De acordo com a sentença, lida pela juíza Violeta Tyiteta, ficou provado que a arguida pagou 9.500 dólares a três cúmplices para executarem o crime, com o objetivo de receber o seguro de vida da vítima, avaliado em 500 mil dólares nos Estados Unidos da América.
As investigações concluíram que Jacklyn planeou o assassinato com o auxílio de Bernardino Elias – identificado como seu amante – e de Gelson Ramos e Isalino Kayôo, responsáveis pela emboscada que terminou com a morte do missionário, atingido com três golpes de faca na região cervical.
“O crime foi cuidadosamente preparado e executado com premeditação, demonstrando frieza e total desrespeito pela vida humana”, destacou a magistrada, ao justificar a severidade da pena.
O tribunal considerou ainda que a conduta da arguida “causou profunda consternação entre colegas missionários, familiares e membros da comunidade religiosa internacional”, reforçando a necessidade de uma resposta exemplar da justiça.

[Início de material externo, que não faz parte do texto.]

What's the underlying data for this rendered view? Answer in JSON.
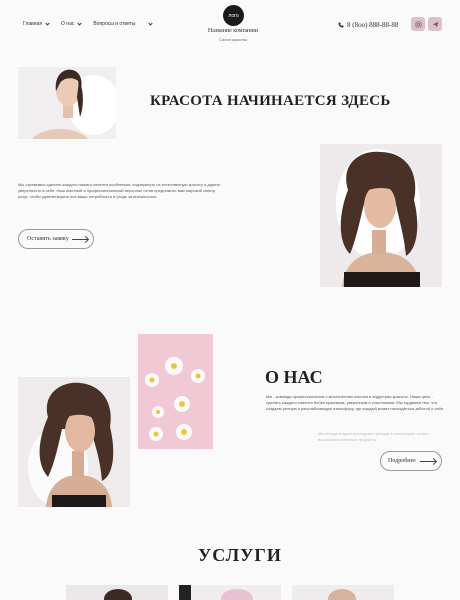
{
  "header": {
    "nav": [
      {
        "label": "Главная",
        "has_dropdown": true
      },
      {
        "label": "О нас",
        "has_dropdown": true
      },
      {
        "label": "Вопросы и ответы",
        "has_dropdown": false
      }
    ],
    "logo_label": "лого",
    "company_name": "Название компании",
    "tagline": "Салон красоты",
    "phone": "8 (8oo) 888-88-88",
    "icons": [
      "phone-icon",
      "instagram-icon",
      "telegram-icon"
    ],
    "accent_color": "#dcc0cc"
  },
  "hero": {
    "title": "КРАСОТА НАЧИНАЕТСЯ ЗДЕСЬ",
    "paragraph": "Мы стремимся сделать каждого нашего клиента особенным, подчеркнуть их естественную красоту и дарить уверенность в себе. Наш опытный и профессиональный персонал готов предложить вам широкий спектр услуг, чтобы удовлетворить все ваши потребности в уходе за внешностью.",
    "button_label": "Оставить заявку"
  },
  "about": {
    "title": "О НАС",
    "paragraph": "Мы - команда профессионалов с многолетним опытом в индустрии красоты. Наша цель - сделать каждого клиента более красивым, уверенным и счастливым. Мы гордимся тем, что создаем уютную и расслабляющую атмосферу, где каждый может насладиться заботой о себе.",
    "faded_paragraph": "Мы всегда в курсе последних трендов и используем только высококачественные продукты.",
    "button_label": "Подробнее"
  },
  "services": {
    "title": "УСЛУГИ"
  }
}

Além da pena de prisão, Jacklyn Shroyer foi condenada ao pagamento de 10 milhões de kwanzas à família da vítima, a título de indemnização por danos morais e materiais.

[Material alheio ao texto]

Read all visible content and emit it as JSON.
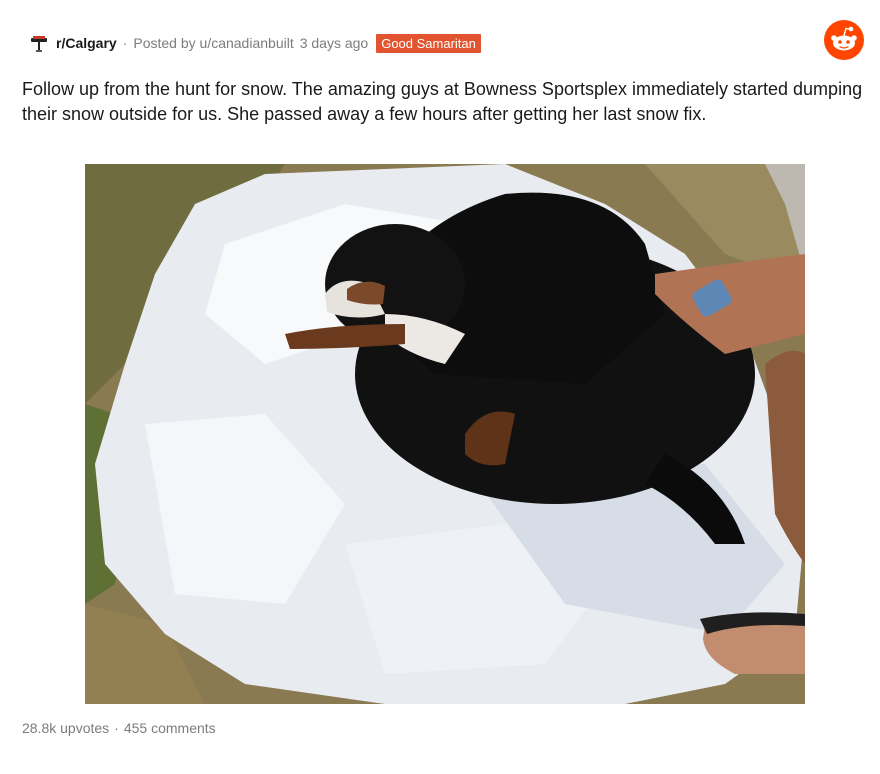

Cúmplices também condenados
O tribunal condenou ainda Bernardino Elias (amante de Jacklyn) a 21 anos de prisão por homicídio qualificado, enquanto Gelson Ramos recebeu igualmente 21 anos, pelos crimes de homicídio qualificado e branqueamento de capitais.
Já Isalino Kayôo foi sentenciado a uma pena única de 22 anos de prisão, pelos crimes de homicídio qualificado, branqueamento de capitais e posse de arma não proibida, além de uma multa de dois meses à razão de 85 unidades de referência processual.

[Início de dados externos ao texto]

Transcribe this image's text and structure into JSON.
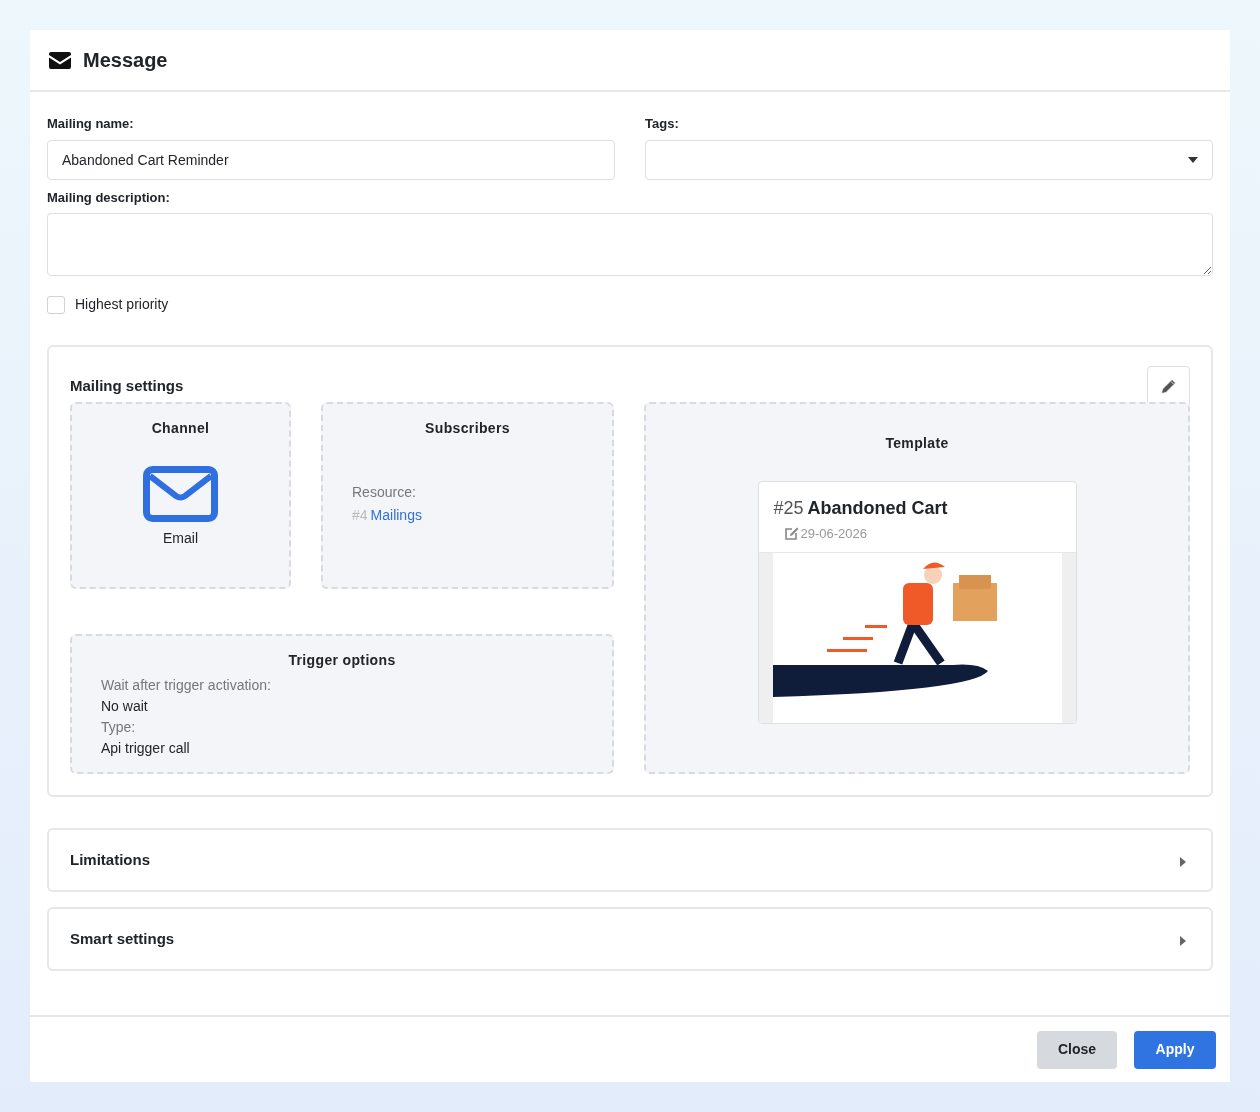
{
  "dialog": {
    "title": "Message"
  },
  "form": {
    "mailing_name": {
      "label": "Mailing name:",
      "value": "Abandoned Cart Reminder"
    },
    "tags": {
      "label": "Tags:"
    },
    "description": {
      "label": "Mailing description:"
    },
    "highest_priority": {
      "label": "Highest priority",
      "checked": false
    }
  },
  "mailing_settings": {
    "title": "Mailing settings",
    "channel": {
      "title": "Channel",
      "value": "Email"
    },
    "subscribers": {
      "title": "Subscribers",
      "label": "Resource:",
      "id": "#4",
      "link": "Mailings"
    },
    "trigger_options": {
      "title": "Trigger options",
      "fields": [
        {
          "label": "Wait after trigger activation:",
          "value": "No wait"
        },
        {
          "label": "Type:",
          "value": "Api trigger call"
        }
      ]
    },
    "template": {
      "title": "Template",
      "number": "#25",
      "name": "Abandoned Cart",
      "date": "29-06-2026"
    }
  },
  "sections": [
    {
      "title": "Limitations",
      "expanded": false
    },
    {
      "title": "Smart settings",
      "expanded": false
    }
  ],
  "buttons": [
    {
      "label": "Close",
      "kind": "secondary"
    },
    {
      "label": "Apply",
      "kind": "primary"
    }
  ]
}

Os três cúmplices deverão ainda pagar 4,5 milhões de kwanzas cada à família do missionário, bem como as custas judiciais fixadas em 150 mil kwanzas.
O tribunal absolveu os quatro arguidos do crime de associação criminosa, bem como, com exceção de Isalino, do delito de posse de arma não proibida.
Defesa anuncia recurso
Os advogados de defesa manifestaram discordância com a decisão judicial e anunciaram a intenção de recorrer às instâncias superiores.
“Não estamos satisfeitos com a decisão. Há incongruências e provas que não foram devidamente validadas”, afirmou Edivaldo Salvador, defensor de Jacklyn Shroyer.
O advogado Evaristo Cassanga, mandatário de Gelson Ramos, afirmou igualmente que irá recorrer, alegando “falhas na instrução do processo e lacunas da acusação”.
Já Vivaldo Chau, representante de Isalino Kayôo e Bernardino Elias, disse que utilizará o prazo legal de 20 dias para analisar a sentença antes de decidir sobre o recurso.
O julgamento, conduzido por um coletivo de três juízes, teve início a 1 de Setembro de 2025, após sucessivos adiamentos, e concluiu um dos casos criminais mais mediáticos da província.
O missionário Beau Dean Shroyer e a esposa Jacklyn viviam em Angola desde 2021, em missão religiosa. O crime ocorreu em 25 de outubro de 2024, durante uma emboscada num terreno ermo na Palanca, província da Huíla.